SSTL will develop the spacecraft platform that will carry the Lazuli observatory beyond Earth orbit into deep space. The mission was unveiled by Schmidt Sciences at a meeting of the American Astronomical Society.
The telescope is designed to become the first full-scale privately funded space telescope, featuring a primary mirror larger than that of the Hubble Space Telescope. The observatory will carry a range of scientific instruments including a wide-field camera, integral-field spectrograph and coronagraph to study exoplanets, supernovae and transient cosmic events.
SSTL said its platform will provide the precision pointing, propulsion and communications systems required to place and operate the observatory in a stable deep-space orbit.
The company plans to apply its rapid development model—originally demonstrated through projects such as the Carbonite programme—to enable large scientific missions to be delivered more quickly and at lower cost.
“While SSTL is known for small satellites, ‘small’ has always described our approach, not the size of the satellite — and certainly not our ambition,” said Andrew Cawthorne.

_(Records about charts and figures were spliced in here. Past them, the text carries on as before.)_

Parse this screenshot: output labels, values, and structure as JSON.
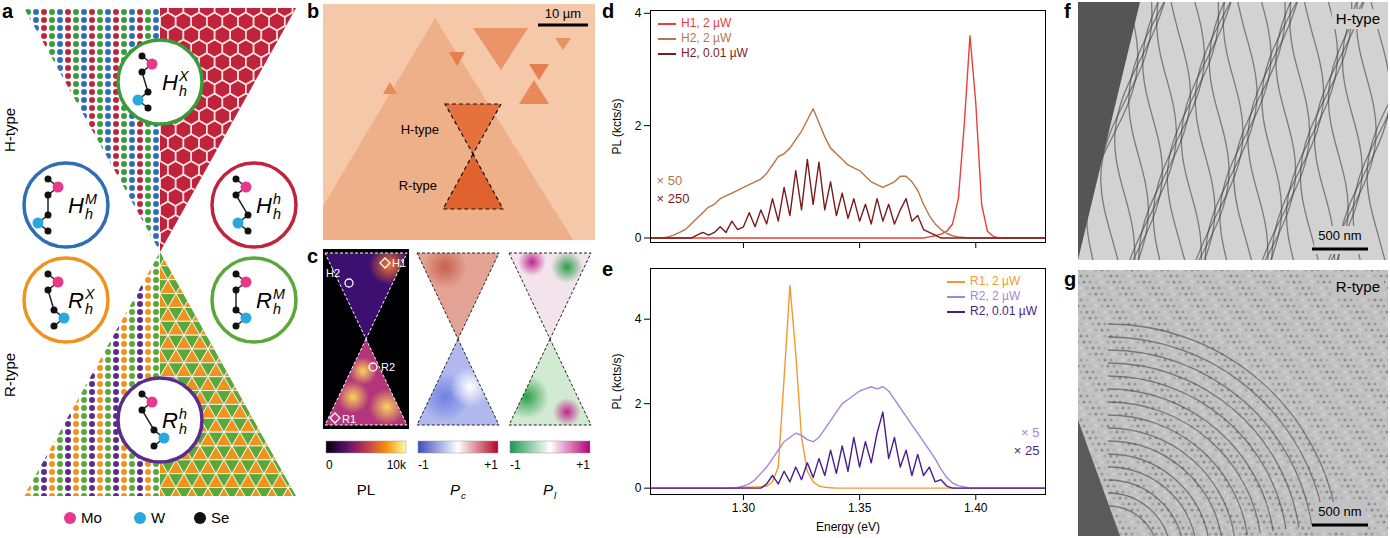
{
  "figure": {
    "panels": {
      "a": {
        "label": "a",
        "groups": [
          {
            "name": "H-type",
            "stackings": [
              {
                "base": "H",
                "sub": "h",
                "sup": "X",
                "color": "#3a9b3a"
              },
              {
                "base": "H",
                "sub": "h",
                "sup": "M",
                "color": "#2f6db5"
              },
              {
                "base": "H",
                "sub": "h",
                "sup": "h",
                "color": "#c0243a"
              }
            ]
          },
          {
            "name": "R-type",
            "stackings": [
              {
                "base": "R",
                "sub": "h",
                "sup": "X",
                "color": "#f0921e"
              },
              {
                "base": "R",
                "sub": "h",
                "sup": "M",
                "color": "#5aa83a"
              },
              {
                "base": "R",
                "sub": "h",
                "sup": "h",
                "color": "#5a2d8c"
              }
            ]
          }
        ],
        "atoms": [
          {
            "name": "Mo",
            "color": "#e8388c"
          },
          {
            "name": "W",
            "color": "#2aa7dc"
          },
          {
            "name": "Se",
            "color": "#111111"
          }
        ]
      },
      "b": {
        "label": "b",
        "regions": [
          "H-type",
          "R-type"
        ],
        "scale_bar": "10 µm"
      },
      "c": {
        "label": "c",
        "maps": [
          {
            "name": {
              "base": "PL"
            },
            "colors": [
              "#000004",
              "#57106e",
              "#bc3754",
              "#f98e09",
              "#fcffa4"
            ],
            "colorbar_range": [
              0,
              10000
            ],
            "colorbar_ticks": [
              0,
              {
                "value": 10000,
                "label": "10k"
              }
            ]
          },
          {
            "name": {
              "base": "P",
              "sub": "c"
            },
            "colors": [
              "#3b4cc0",
              "#ffffff",
              "#b40426"
            ],
            "colorbar_range": [
              -1,
              1
            ],
            "colorbar_ticks": [
              -1,
              {
                "value": 1,
                "label": "+1"
              }
            ]
          },
          {
            "name": {
              "base": "P",
              "sub": "l"
            },
            "colors": [
              "#1a9850",
              "#ffffff",
              "#b3007a"
            ],
            "colorbar_range": [
              -1,
              1
            ],
            "colorbar_ticks": [
              -1,
              {
                "value": 1,
                "label": "+1"
              }
            ]
          }
        ],
        "markers": [
          {
            "name": "H1",
            "marker": "diamond"
          },
          {
            "name": "H2",
            "marker": "circle"
          },
          {
            "name": "R1",
            "marker": "diamond"
          },
          {
            "name": "R2",
            "marker": "circle"
          }
        ]
      },
      "f": {
        "label": "f",
        "title": "H-type",
        "scale_bar": "500 nm"
      },
      "g": {
        "label": "g",
        "title": "R-type",
        "scale_bar": "500 nm"
      }
    }
  },
  "chart_data": [
    {
      "label": "d",
      "type": "line",
      "y_label": "PL (kcts/s)",
      "tick_labels": "y",
      "legend": "upper left",
      "x": [
        1.26,
        1.2625,
        1.265,
        1.2675,
        1.27,
        1.2725,
        1.275,
        1.2775,
        1.28,
        1.2825,
        1.285,
        1.2875,
        1.29,
        1.2925,
        1.295,
        1.2975,
        1.3,
        1.3025,
        1.305,
        1.3075,
        1.31,
        1.3125,
        1.315,
        1.3175,
        1.32,
        1.3225,
        1.325,
        1.3275,
        1.33,
        1.3325,
        1.335,
        1.3375,
        1.34,
        1.3425,
        1.345,
        1.3475,
        1.35,
        1.3525,
        1.355,
        1.3575,
        1.36,
        1.3625,
        1.365,
        1.3675,
        1.37,
        1.3725,
        1.375,
        1.3775,
        1.38,
        1.3825,
        1.385,
        1.3875,
        1.39,
        1.3925,
        1.395,
        1.3975,
        1.4,
        1.4025,
        1.405,
        1.4075,
        1.41,
        1.4125,
        1.415,
        1.4175,
        1.42,
        1.4225,
        1.425,
        1.4275,
        1.43
      ],
      "xlim": [
        1.26,
        1.43
      ],
      "xticks": [
        1.3,
        1.35,
        1.4
      ],
      "ylim": [
        -0.08,
        4.05
      ],
      "yticks": [
        0,
        2,
        4
      ],
      "series": [
        {
          "name": "H1, 2 µW",
          "color": "#e8403a",
          "values": [
            0,
            0,
            0,
            0,
            0,
            0,
            0,
            0,
            0,
            0,
            0,
            0,
            0,
            0,
            0,
            0,
            0,
            0,
            0,
            0,
            0,
            0,
            0,
            0,
            0,
            0,
            0,
            0,
            0,
            0,
            0,
            0,
            0,
            0,
            0,
            0,
            0,
            0,
            0,
            0,
            0,
            0,
            0,
            0,
            0,
            0,
            0,
            0,
            0.02,
            0.04,
            0.07,
            0.12,
            0.25,
            0.7,
            2.0,
            3.6,
            2.4,
            0.6,
            0.12,
            0.03,
            0,
            0,
            0,
            0,
            0,
            0,
            0,
            0,
            0
          ]
        },
        {
          "name": "H2, 2 µW",
          "color": "#b8754a",
          "annotation": "× 50",
          "values": [
            0,
            0,
            0,
            0.02,
            0.05,
            0.1,
            0.15,
            0.25,
            0.35,
            0.45,
            0.55,
            0.6,
            0.7,
            0.75,
            0.8,
            0.85,
            0.9,
            0.95,
            1.0,
            1.05,
            1.15,
            1.3,
            1.45,
            1.5,
            1.6,
            1.75,
            1.9,
            2.1,
            2.3,
            2.05,
            1.8,
            1.6,
            1.5,
            1.4,
            1.3,
            1.25,
            1.2,
            1.1,
            1.0,
            0.95,
            0.9,
            0.95,
            1.0,
            1.1,
            1.1,
            1.0,
            0.85,
            0.6,
            0.4,
            0.25,
            0.15,
            0.08,
            0.04,
            0.02,
            0.01,
            0,
            0,
            0,
            0,
            0,
            0,
            0,
            0,
            0,
            0,
            0,
            0,
            0,
            0
          ]
        },
        {
          "name": "H2, 0.01 µW",
          "color": "#7b1c1c",
          "annotation": "× 250",
          "values": [
            0,
            0,
            0,
            0,
            0,
            0,
            0,
            0,
            0.05,
            0.1,
            0.05,
            0.1,
            0.2,
            0.1,
            0.3,
            0.15,
            0.2,
            0.45,
            0.2,
            0.5,
            0.25,
            0.7,
            0.3,
            0.9,
            0.4,
            1.2,
            0.5,
            1.4,
            0.6,
            1.35,
            0.5,
            1.0,
            0.4,
            0.8,
            0.35,
            0.7,
            0.3,
            0.6,
            0.25,
            0.7,
            0.3,
            0.6,
            0.25,
            0.5,
            0.7,
            0.3,
            0.4,
            0.15,
            0.1,
            0.05,
            0,
            0,
            0,
            0,
            0,
            0,
            0,
            0,
            0,
            0,
            0,
            0,
            0,
            0,
            0,
            0,
            0,
            0,
            0
          ]
        }
      ]
    },
    {
      "label": "e",
      "type": "line",
      "x_label": "Energy (eV)",
      "y_label": "PL (kcts/s)",
      "tick_labels": true,
      "legend": "upper right",
      "x": [
        1.26,
        1.2625,
        1.265,
        1.2675,
        1.27,
        1.2725,
        1.275,
        1.2775,
        1.28,
        1.2825,
        1.285,
        1.2875,
        1.29,
        1.2925,
        1.295,
        1.2975,
        1.3,
        1.3025,
        1.305,
        1.3075,
        1.31,
        1.3125,
        1.315,
        1.3175,
        1.32,
        1.3225,
        1.325,
        1.3275,
        1.33,
        1.3325,
        1.335,
        1.3375,
        1.34,
        1.3425,
        1.345,
        1.3475,
        1.35,
        1.3525,
        1.355,
        1.3575,
        1.36,
        1.3625,
        1.365,
        1.3675,
        1.37,
        1.3725,
        1.375,
        1.3775,
        1.38,
        1.3825,
        1.385,
        1.3875,
        1.39,
        1.3925,
        1.395,
        1.3975,
        1.4,
        1.4025,
        1.405,
        1.4075,
        1.41,
        1.4125,
        1.415,
        1.4175,
        1.42,
        1.4225,
        1.425,
        1.4275,
        1.43
      ],
      "xlim": [
        1.26,
        1.43
      ],
      "xticks": [
        {
          "value": 1.3,
          "label": "1.30"
        },
        {
          "value": 1.35,
          "label": "1.35"
        },
        {
          "value": 1.4,
          "label": "1.40"
        }
      ],
      "ylim": [
        -0.15,
        5.2
      ],
      "yticks": [
        0,
        2,
        4
      ],
      "series": [
        {
          "name": "R1, 2 µW",
          "color": "#f29a2e",
          "values": [
            0,
            0,
            0,
            0,
            0,
            0,
            0,
            0,
            0,
            0,
            0,
            0,
            0,
            0,
            0.01,
            0.01,
            0.02,
            0.02,
            0.03,
            0.03,
            0.05,
            0.15,
            0.5,
            2.6,
            4.8,
            3.2,
            1.2,
            0.4,
            0.15,
            0.05,
            0.02,
            0.01,
            0,
            0,
            0,
            0,
            0,
            0,
            0,
            0,
            0,
            0,
            0,
            0,
            0,
            0,
            0,
            0,
            0,
            0,
            0,
            0,
            0,
            0,
            0,
            0,
            0,
            0,
            0,
            0,
            0,
            0,
            0,
            0,
            0,
            0,
            0,
            0,
            0
          ]
        },
        {
          "name": "R2, 2 µW",
          "color": "#a883d8",
          "annotation": "× 5",
          "values": [
            0,
            0,
            0,
            0,
            0,
            0,
            0,
            0,
            0,
            0,
            0,
            0,
            0,
            0,
            0,
            0.02,
            0.05,
            0.1,
            0.2,
            0.35,
            0.5,
            0.7,
            0.9,
            1.1,
            1.2,
            1.3,
            1.25,
            1.15,
            1.1,
            1.2,
            1.4,
            1.6,
            1.8,
            2.0,
            2.1,
            2.2,
            2.3,
            2.35,
            2.4,
            2.35,
            2.4,
            2.3,
            2.1,
            1.9,
            1.7,
            1.5,
            1.3,
            1.1,
            0.9,
            0.7,
            0.45,
            0.25,
            0.12,
            0.06,
            0.03,
            0,
            0,
            0,
            0,
            0,
            0,
            0,
            0,
            0,
            0,
            0,
            0,
            0,
            0
          ]
        },
        {
          "name": "R2, 0.01 µW",
          "color": "#4a1c8c",
          "annotation": "× 25",
          "values": [
            0,
            0,
            0,
            0,
            0,
            0,
            0,
            0,
            0,
            0,
            0,
            0,
            0,
            0,
            0,
            0,
            0,
            0,
            0,
            0,
            0.1,
            0.3,
            0.1,
            0.4,
            0.15,
            0.5,
            0.2,
            0.6,
            0.25,
            0.7,
            0.3,
            0.9,
            0.35,
            1.0,
            0.4,
            1.2,
            0.5,
            1.1,
            0.6,
            1.3,
            1.8,
            0.7,
            1.2,
            0.5,
            0.9,
            0.3,
            0.8,
            0.3,
            0.5,
            0.15,
            0.2,
            0.05,
            0,
            0,
            0,
            0,
            0,
            0,
            0,
            0,
            0,
            0,
            0,
            0,
            0,
            0,
            0,
            0,
            0
          ]
        }
      ]
    }
  ]
}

“Lazuli is a powerful example of how that philosophy can scale to enable a new generation of deep-space science missions,” Cawthorne added.
The Lazuli observatory forms part of a broader effort to combine rapid spacecraft development, open data access and global scientific collaboration in order to lower barriers to advanced astronomy research.
Launch of the telescope is currently anticipated before the end of the decade, with the mission aiming to demonstrate that innovative engineering approaches can deliver major scientific capabilities faster and at lower cost than traditional large-scale space programmes.